Use this file to discover all available pages before exploring further.

Your Playwright suite already exercises every important path through your app. Nusomi turns those runs into recorded sessions you can train on.

Wrap each test in a session

// playwright/fixtures.ts
import { test as base } from "@playwright/test";
import { Nusomi } from "@nusomi/sdk";

export const test = base.extend<{ session: Awaited<ReturnType<Nusomi["sessions"]["create"]>> }>({
  session: async ({ context }, use, testInfo) => {
    const nusomi = new Nusomi({ apiKey: process.env.NUSOMI_API_KEY });

    const session = await nusomi.sessions.create({
      workflow: testInfo.title.replace(/[^a-z0-9]+/gi, "_").toLowerCase(),
      metadata: {
        suite: testInfo.titlePath.slice(0, -1).join(" > "),
        run_id: process.env.GITHUB_RUN_ID ?? "local",
        commit: process.env.GITHUB_SHA ?? "local",
      },
    });

    await session.attachPlaywright(context);
    await session.start();

    try {
      await use(session);
      await session.tag("success");
    } catch (e) {
      await session.tag("error", { message: (e as Error).message });
      throw e;
    } finally {
      await session.stop();
    }
  },
});
Use it in your tests:
import { test } from "./fixtures";

test("user can submit an invoice", async ({ page, session }) => {
  await page.goto("https://app.example.com/invoices/new");
  await page.fill("[name=vendor]", "Acme");
  await page.fill("[name=amount]", "4500");
  await page.click("button:has-text('Submit')");
  await page.locator("text=Submitted for approval").waitFor();
});
Every test run produces a Nusomi session with frames + events.

Filtering CI noise

If you only want to capture suites that run against your staging environment:
test.beforeEach(async ({}, testInfo) => {
  if (process.env.PLAYWRIGHT_ENV !== "staging") {
    testInfo.skip();
  }
});

Diffing flake from regression

When a test fails, the Nusomi session is a video of the failure.
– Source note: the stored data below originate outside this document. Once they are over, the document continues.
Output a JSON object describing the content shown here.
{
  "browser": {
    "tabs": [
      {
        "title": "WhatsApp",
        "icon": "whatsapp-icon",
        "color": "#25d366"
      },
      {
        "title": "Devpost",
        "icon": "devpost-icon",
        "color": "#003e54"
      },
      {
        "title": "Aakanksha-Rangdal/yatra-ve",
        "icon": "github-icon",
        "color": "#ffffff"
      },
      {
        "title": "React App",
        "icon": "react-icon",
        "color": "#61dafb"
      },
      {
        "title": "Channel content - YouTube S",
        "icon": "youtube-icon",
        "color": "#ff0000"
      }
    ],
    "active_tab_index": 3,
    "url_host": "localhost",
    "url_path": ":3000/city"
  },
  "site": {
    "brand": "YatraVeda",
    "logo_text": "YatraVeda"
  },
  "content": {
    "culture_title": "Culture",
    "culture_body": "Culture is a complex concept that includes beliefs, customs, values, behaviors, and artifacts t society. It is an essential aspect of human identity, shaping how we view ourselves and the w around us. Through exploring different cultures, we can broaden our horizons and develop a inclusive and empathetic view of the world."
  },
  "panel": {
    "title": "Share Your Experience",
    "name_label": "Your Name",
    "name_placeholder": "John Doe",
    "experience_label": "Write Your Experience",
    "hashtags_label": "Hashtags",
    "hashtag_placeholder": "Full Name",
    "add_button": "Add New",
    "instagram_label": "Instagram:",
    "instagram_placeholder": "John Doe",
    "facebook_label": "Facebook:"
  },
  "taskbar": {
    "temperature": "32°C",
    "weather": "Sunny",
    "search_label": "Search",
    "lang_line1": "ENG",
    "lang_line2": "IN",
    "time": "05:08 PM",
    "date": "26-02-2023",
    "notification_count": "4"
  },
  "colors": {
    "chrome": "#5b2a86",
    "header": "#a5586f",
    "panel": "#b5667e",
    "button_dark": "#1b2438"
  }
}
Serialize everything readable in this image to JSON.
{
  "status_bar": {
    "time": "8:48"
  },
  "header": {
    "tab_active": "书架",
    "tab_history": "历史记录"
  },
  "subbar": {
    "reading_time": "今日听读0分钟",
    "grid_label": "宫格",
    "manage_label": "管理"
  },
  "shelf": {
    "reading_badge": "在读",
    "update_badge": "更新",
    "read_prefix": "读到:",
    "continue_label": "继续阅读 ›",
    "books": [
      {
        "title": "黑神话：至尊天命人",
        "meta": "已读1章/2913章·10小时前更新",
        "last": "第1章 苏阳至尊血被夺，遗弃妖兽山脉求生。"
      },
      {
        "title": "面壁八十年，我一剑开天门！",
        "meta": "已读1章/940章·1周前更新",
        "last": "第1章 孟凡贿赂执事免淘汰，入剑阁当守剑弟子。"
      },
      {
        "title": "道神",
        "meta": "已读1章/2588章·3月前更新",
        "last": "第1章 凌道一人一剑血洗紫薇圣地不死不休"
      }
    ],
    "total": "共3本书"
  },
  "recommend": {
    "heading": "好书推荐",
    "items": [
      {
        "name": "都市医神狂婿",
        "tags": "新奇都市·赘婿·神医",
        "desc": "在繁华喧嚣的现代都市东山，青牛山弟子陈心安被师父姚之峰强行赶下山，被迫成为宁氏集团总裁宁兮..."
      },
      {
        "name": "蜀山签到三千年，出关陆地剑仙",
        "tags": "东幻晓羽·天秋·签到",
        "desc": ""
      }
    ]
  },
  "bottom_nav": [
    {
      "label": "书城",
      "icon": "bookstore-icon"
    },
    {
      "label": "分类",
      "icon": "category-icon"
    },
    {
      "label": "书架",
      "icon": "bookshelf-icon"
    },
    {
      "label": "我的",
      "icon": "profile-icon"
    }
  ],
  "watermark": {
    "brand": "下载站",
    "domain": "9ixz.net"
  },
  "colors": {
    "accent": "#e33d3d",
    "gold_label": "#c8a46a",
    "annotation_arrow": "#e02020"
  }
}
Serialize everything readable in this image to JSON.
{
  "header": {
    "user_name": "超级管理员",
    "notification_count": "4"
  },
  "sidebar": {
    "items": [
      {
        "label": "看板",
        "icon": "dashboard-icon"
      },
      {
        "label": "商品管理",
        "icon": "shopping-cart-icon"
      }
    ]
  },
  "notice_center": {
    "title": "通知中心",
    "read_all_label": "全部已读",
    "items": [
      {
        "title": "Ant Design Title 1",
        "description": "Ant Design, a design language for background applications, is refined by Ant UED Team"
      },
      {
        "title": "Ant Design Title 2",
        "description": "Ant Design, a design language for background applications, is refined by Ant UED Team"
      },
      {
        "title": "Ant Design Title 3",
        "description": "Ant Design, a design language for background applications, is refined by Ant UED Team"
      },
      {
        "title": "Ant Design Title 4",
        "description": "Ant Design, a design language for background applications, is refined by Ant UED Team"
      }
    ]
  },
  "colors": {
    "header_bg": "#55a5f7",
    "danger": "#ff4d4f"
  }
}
Memory-graph similarity lets you tell flake from real regression:
const failures = await nusomi.sessions.list({
  workflow: "user_can_submit_an_invoice",
  outcome: "error",
  since: "24h",
});

for (const f of failures) {
  const similar = await nusomi.memory.similar(f.id, { limit: 5 });
  const allSimilarFailed = similar.every((s) => s.outcome === "error");
  console.log(f.id, allSimilarFailed ? "REGRESSION" : "FLAKE");
}
A failing test whose nearest-neighbor sessions all succeeded is probably flake. Failing alongside structurally identical neighbors suggests a real regression.

Training from your suite

Playwright runs are deterministic by design — they end up as compact, high-signal training examples:
await nusomi.exports.create({
  workflow: ["user_can_submit_an_invoice", "user_can_void_an_invoice", ...],
  filter: { outcome: "success", since: "30d" },
  format: "webdataset",
  destination: { kind: "s3", bucket: "acme-training", prefix: "ci/" },
});
This is why we recommend the same workflow slug per test: it gives the trainer one cluster per intent.

Anchor + Browserbase

If your suites run on Browserbase or Anchor (or any remote-browser CDP endpoint):
session.attachCdp({ wsEndpoint: process.env.BROWSERBASE_WS_ENDPOINT! });
Same shape, same downstream — just the browser lives somewhere else.